E isso muda tudo.

15 anos atrás, atendi um cliente que é neurologista.
Numa conversa, pedi referências de leitura para alguém que não estuda medicina aprender sobre o cérebro.
Ele sugeriu começar pelos livros do Oliver Sacks, e segui lendo referências bem legais que, em algum momento, vou postar aqui.

Numa dessas leituras, conheci o Dr. Russell Barkley, chamado de “pai do TDAH” — e com razão. É um dos maiores especialistas do mundo.

Foi com ele que ouvi, pela primeira vez, que o TDAH (Transtorno de Déficit de Atenção com Hiperatividade) deveria se chamar Transtorno de Disfunção da Autorregulação.

TDAH deixou de ser sinônimo de distração.
Passei a compreender como uma profunda dificuldade de autorregulação.
E isso mudou completamente minha forma de enxergar meu filho.
E meus alunos.

Entendi que o TDAH é, no fundo, uma dificuldade em controlar os impulsos, em esperar, em planejar, em adiar a gratificação.
Em se autorregular.

E é assim que me comunico com meu filho:
“O seu cérebro funciona de maneira diferente. Vamos aprender juntos a criar estratégias que te ajudem no dia a dia.”


O que é autorregulação?

É a capacidade de observar, pensar, conter impulsos e tomar decisões mais adequadas.
Tudo isso exige maturidade neurológica, conexão emocional, segurança. E tempo.

No cérebro, a autorregulação envolve regiões como o córtex pré-frontal e estruturas ligadas à inibição e ao controle executivo.
As pesquisas mais recentes mostram que essas áreas continuam em desenvolvimento até a vida adulta.

Nesse ponto, um circo de pulgas se aloja atrás da minha orelha.

Se essa função ainda está em formação… faz sentido rotular as crianças tão cedo?

Talvez sua criança não tenha um transtorno — ela está precisando de estratégias de regulação — internas e externas.


O papel do adulto regulado

Toda criança vai “emprestar” nossa regulação por um tempo. Isso é esperado.

O bebê chora, o adulto acolhe.
A criança grita, o adulto modela.
O adolescente se afasta, o adulto se aproxima com calma.

Mas isso só é possível quando o adulto está minimamente regulado.

Pais exaustos, acelerados, emocionalmente instáveis, reativos — tudo isso dificulta (ou impede) o processo.

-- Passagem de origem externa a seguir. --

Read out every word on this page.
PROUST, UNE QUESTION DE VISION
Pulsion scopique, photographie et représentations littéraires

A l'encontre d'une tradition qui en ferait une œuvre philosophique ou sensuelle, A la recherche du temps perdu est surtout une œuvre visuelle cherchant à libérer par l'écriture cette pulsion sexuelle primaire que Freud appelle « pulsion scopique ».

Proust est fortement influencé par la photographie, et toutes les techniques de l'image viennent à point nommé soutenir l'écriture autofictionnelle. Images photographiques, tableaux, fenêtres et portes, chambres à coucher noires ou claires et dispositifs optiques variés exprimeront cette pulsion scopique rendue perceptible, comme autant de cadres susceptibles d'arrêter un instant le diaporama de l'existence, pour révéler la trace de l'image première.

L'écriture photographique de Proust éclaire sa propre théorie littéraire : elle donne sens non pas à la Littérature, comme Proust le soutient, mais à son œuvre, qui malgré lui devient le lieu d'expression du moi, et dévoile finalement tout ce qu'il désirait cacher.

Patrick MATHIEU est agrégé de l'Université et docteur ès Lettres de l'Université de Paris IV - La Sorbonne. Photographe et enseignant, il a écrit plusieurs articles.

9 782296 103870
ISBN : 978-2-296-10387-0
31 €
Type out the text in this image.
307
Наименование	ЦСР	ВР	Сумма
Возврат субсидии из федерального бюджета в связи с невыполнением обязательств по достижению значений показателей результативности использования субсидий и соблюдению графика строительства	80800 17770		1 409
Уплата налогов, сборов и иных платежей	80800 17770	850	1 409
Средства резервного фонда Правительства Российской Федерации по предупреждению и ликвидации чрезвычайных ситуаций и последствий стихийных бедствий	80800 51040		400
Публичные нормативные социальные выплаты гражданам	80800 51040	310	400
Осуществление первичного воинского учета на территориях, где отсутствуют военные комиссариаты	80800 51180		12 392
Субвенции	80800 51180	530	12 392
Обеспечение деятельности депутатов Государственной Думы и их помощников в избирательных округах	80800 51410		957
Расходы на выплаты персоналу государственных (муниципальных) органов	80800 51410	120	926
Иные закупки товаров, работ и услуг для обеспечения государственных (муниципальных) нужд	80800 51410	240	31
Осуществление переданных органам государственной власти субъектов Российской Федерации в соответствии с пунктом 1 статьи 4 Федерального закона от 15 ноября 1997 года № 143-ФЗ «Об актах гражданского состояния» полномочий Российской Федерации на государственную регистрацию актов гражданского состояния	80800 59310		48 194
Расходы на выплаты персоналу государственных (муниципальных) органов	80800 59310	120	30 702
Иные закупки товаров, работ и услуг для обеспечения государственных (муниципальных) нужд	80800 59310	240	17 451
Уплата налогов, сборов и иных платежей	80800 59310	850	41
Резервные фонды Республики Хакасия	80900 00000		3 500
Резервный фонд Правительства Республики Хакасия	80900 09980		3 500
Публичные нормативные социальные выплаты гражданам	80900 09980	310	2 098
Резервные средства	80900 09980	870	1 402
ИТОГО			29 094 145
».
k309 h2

Por isso, antes de perguntar “o que meu filho tem?”, talvez a pergunta mais útil seja:
“Que tipo de suporte ele está recebendo de mim e do ambiente?”


A metáfora do violino desafinado

Ouvi, não lembro aonde (o autor que me desculpe), uma analogia muito legal:

O violino é um instrumento complexo, sensível, que reproduz a tensão do musicista.
As crianças são iguais. Reproduzem a tensão dos adultos com quem convivem.


O diagnóstico é uma chave, não uma sentença

O diagnóstico de TDAH, quando bem feito, pode ser um alívio.
Ele dá nome a uma série de dificuldades que antes pareciam culpa da criança, da família ou da escola.

Mas o diagnóstico não deve ser o ponto final — e sim o ponto de partida para uma relação mais compreensiva e ajustada com a criança.

E é por isso que gosto tanto da proposta do Barkley:
Se trocássemos o nome do transtorno por Transtorno de Disfunção da Autorregulação, talvez nosso olhar fosse menos punitivo e mais empático.

“If ADHD involves difficulties in these faculties and these are the human mental abilities that are involved in our regulating our own behavior, then logically ADHD ought to be a disorder of self-regulation.”
The Important Role of Executive Functioning and Self-Regulation in ADHD
Russell A. Barkley, Ph.D.


Finalizando: presença é o melhor remédio

Seu filho não precisa de um exército de especialistas corrigindo-o o tempo todo.
Ele precisa de adultos regulados, capazes de ajudá-lo a se regular.

O diagnóstico não é sentença. É uma chave.
E com essa chave, podemos abrir portas de cuidado, escuta e relação — em casa, na escola, no mundo.